I’m always playing a bit with SWFAddress, SWFObject and Google Analytics. SWFAddress has a nice features which is that it will advise Google Analytics when you change a page inside your main swf movie. That gives you the ability to do tracking on your website. Pretty neat!

Has some of you might know, Google Analytics has released a new tracker code (from urchin.js to ga.js). What more does it do for you right now? Not much, it’s supposed to be smaller in size and that’s about it.

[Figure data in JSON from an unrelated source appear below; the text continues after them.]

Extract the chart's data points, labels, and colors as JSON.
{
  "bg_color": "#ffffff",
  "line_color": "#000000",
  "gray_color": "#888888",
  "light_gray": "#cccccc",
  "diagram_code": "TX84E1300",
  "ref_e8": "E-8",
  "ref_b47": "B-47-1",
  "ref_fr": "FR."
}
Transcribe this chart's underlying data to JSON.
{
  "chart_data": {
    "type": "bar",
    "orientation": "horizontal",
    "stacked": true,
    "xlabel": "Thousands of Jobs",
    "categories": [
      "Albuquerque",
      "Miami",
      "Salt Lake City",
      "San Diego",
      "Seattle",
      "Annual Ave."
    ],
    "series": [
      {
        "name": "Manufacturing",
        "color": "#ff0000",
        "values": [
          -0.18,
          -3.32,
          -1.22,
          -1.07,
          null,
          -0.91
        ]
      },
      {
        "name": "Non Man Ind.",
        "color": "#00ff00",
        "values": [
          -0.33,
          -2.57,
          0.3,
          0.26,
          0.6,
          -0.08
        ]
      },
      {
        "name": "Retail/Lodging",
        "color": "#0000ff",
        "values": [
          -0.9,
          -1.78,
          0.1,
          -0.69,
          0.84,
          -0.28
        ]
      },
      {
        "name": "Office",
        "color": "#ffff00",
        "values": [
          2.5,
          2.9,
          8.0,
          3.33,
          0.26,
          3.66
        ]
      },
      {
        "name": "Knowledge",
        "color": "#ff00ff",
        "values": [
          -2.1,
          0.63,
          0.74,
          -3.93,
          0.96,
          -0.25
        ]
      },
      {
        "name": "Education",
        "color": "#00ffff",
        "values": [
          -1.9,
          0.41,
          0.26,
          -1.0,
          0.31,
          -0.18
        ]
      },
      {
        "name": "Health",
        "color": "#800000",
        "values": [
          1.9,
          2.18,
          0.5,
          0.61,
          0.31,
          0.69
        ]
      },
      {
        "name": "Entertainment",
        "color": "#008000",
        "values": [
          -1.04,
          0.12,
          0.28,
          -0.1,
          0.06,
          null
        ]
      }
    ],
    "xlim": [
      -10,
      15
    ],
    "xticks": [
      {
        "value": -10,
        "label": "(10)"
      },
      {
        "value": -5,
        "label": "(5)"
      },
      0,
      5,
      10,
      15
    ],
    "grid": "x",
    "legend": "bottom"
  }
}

No event yet (there was a lot of buzz around events in Google Analytics and there is actually documentation on how to implement them but they are still in closed beta; we will have to wait on this one), no new functions. But if your launching a new website I would advise putting the new tracker code (ga.js) because it will save you maintenance time when you will want the new features.

So does SWFAddress works with the new code? Well the answer is yes, and it is pretty easy to make it work here is sample code showing you how to do it:

<script type="text/javascript">
var gaJsHost = (("https:" == document.location.protocol) ? "https://ssl." : "http://www.");
document.write(unescape("%3Cscript src='" + gaJsHost + "google-analytics.com/ga.js' type='text/javascript'%3E%3C/script%3E"));
</script>
<script type="text/javascript">
var pageTracker = _gat._getTracker("UA-xxxxxx-xx");
pageTracker._initData();
</script>
<script type="text/javascript" src="js/swfobject.js"></script>
<script type="text/javascript" src="js/swfaddress.js?tracker=pageTracker._trackPageview"></script>

The most important part of the code is the last line where you tell SWFAddress which tracker to use. That’s it! I hope this saves you some time.